20 Ağustos 2022

Sevgilin bitkin düşmeli öpülmekten

Okan Bayülgen'in "uzun yaşamak için seksi bırakmak şart" görüşünü savunuyorsanız size diyeceğim şudur: Canınız o kadar sıkılacak ki erken yaşta ölseniz bile o hayat size çok uzunmuş gibi gelecek, vakit geçmek bilmeyecek!

İki hafta önce 87 yaşındaki bir erkeğin, 80 yaşındaki eşiyle "yeterince" sevişemiyor olmasından yakındığı bir olaydan söz etmiştim. (O gün okumayanlar için yazının başlığının "Azgın teke demeden önce dur ve düşün" olduğunu söyleyeyim.)
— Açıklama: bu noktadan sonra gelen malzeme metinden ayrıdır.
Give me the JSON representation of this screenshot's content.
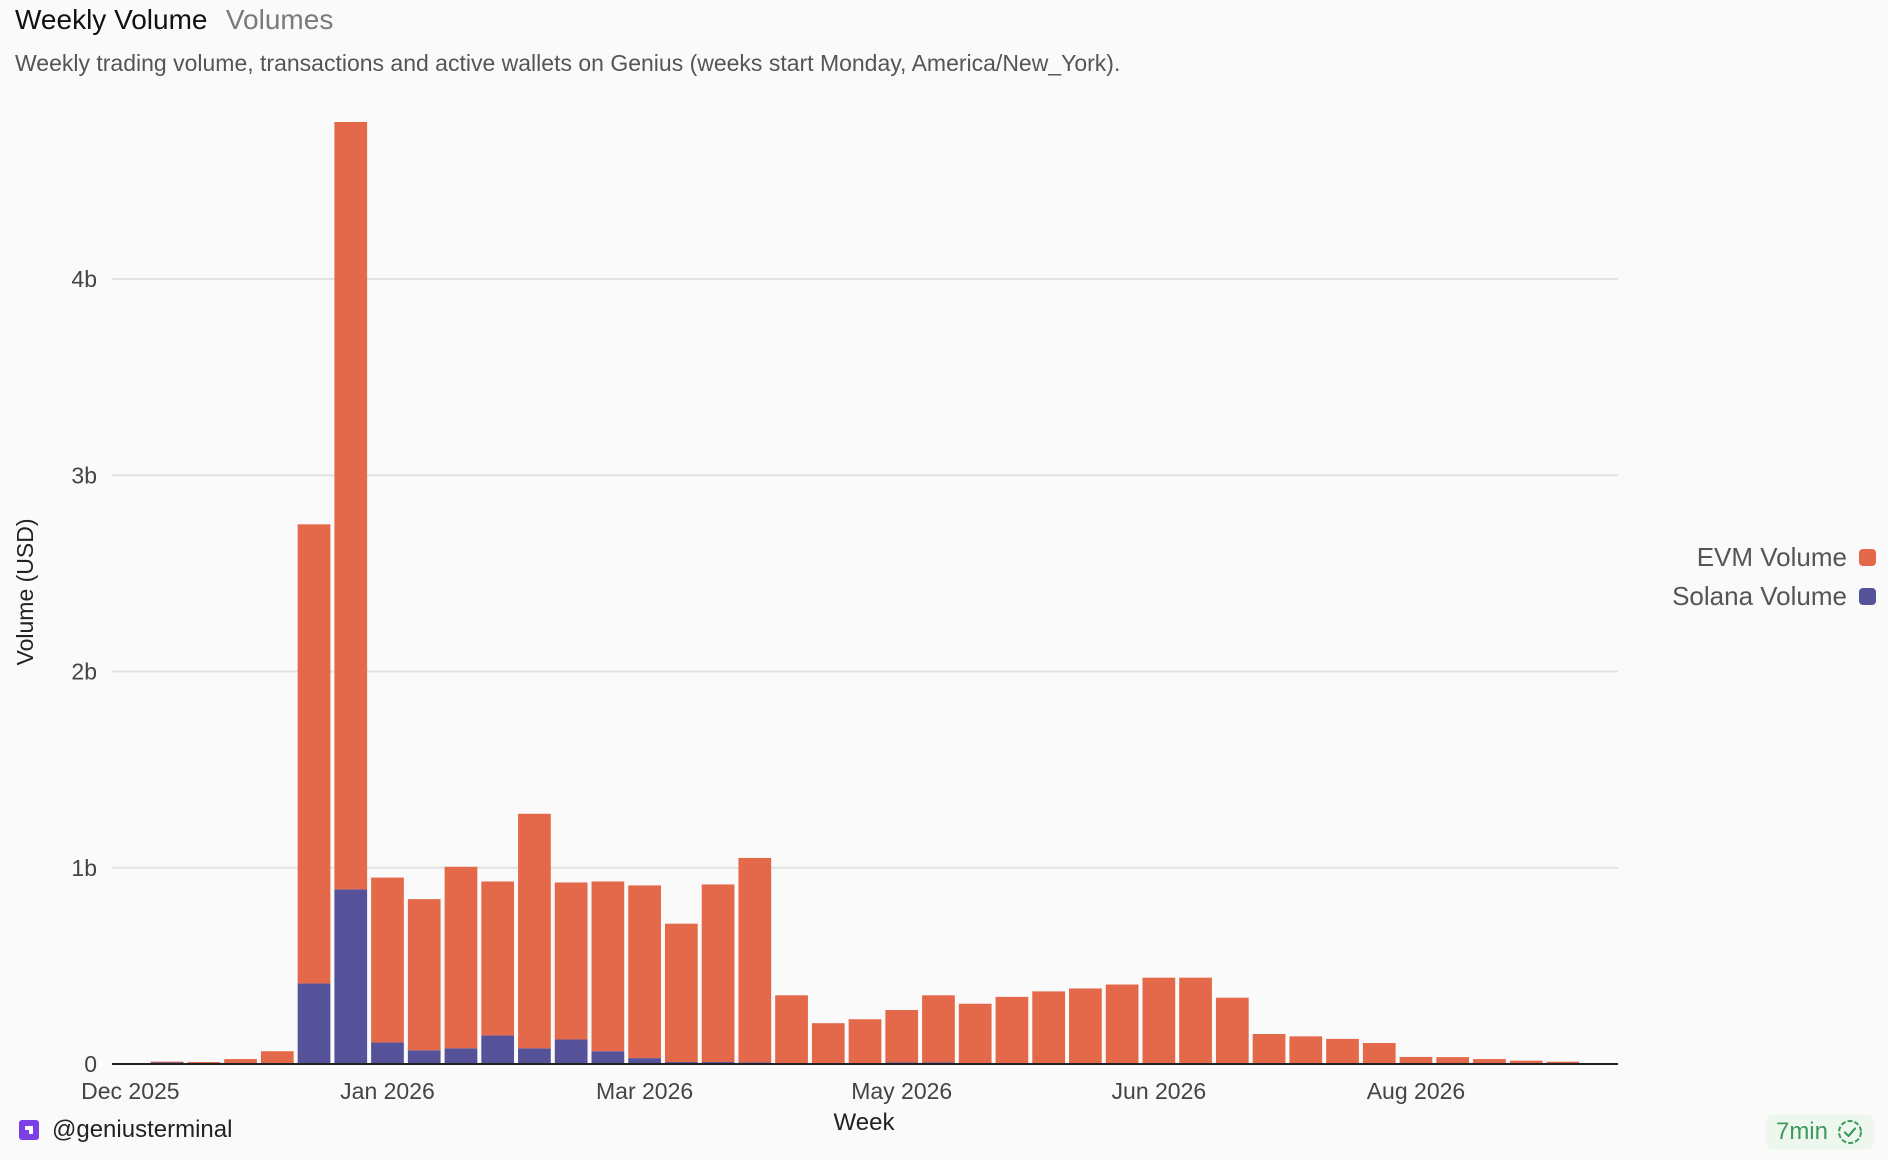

Bu yazı üzerine ciddi bir eleştiri aldım, bir hekim okurum beni "acımasızlık" ile suçladı.

"Kadınları erkek egemenliğinde seçime zorlamaktan vazgeçin. Bu çok ayıp ve acımasız. Kadınların ve erkeklerin beyinlerini yıkayıp kendilerine fiziksel ve psikolojik zarar vermelerine sebep oluyorsunuz" diye yazdı.

E-postayı okurken, kendimi bir James Bond filminin dünyayı yok etmeye kararlı antikahramanı gibi hissettim.

James Bond tarafından durdurulmadan önce yeterince kadın ve erkek beynini yıkamayı başarırsam olabilecekler gözümün önünden bir film şeridi gibi geçti.

Şaka bir yana bu mektubun "bilgilendirici" bölümünü yazının sonuna ekledim.

Bugünkü sohbet konumuz 87 yaşındaki "azgın tekenin" hissettiklerinin tam tersini hissedenler.

Kim bilir belki böylece o yazıyla yıkadığım beyinlerin bir bölümünü yeniden kirleterek günahlarımdan arınabilirim.

Okan Bayülgen bundan birkaç yıl önce şöyle bir demeç vermişti:

"Seksi tamamen bıraktım. 
Uzun bir hayat için seksi bırakmak şart."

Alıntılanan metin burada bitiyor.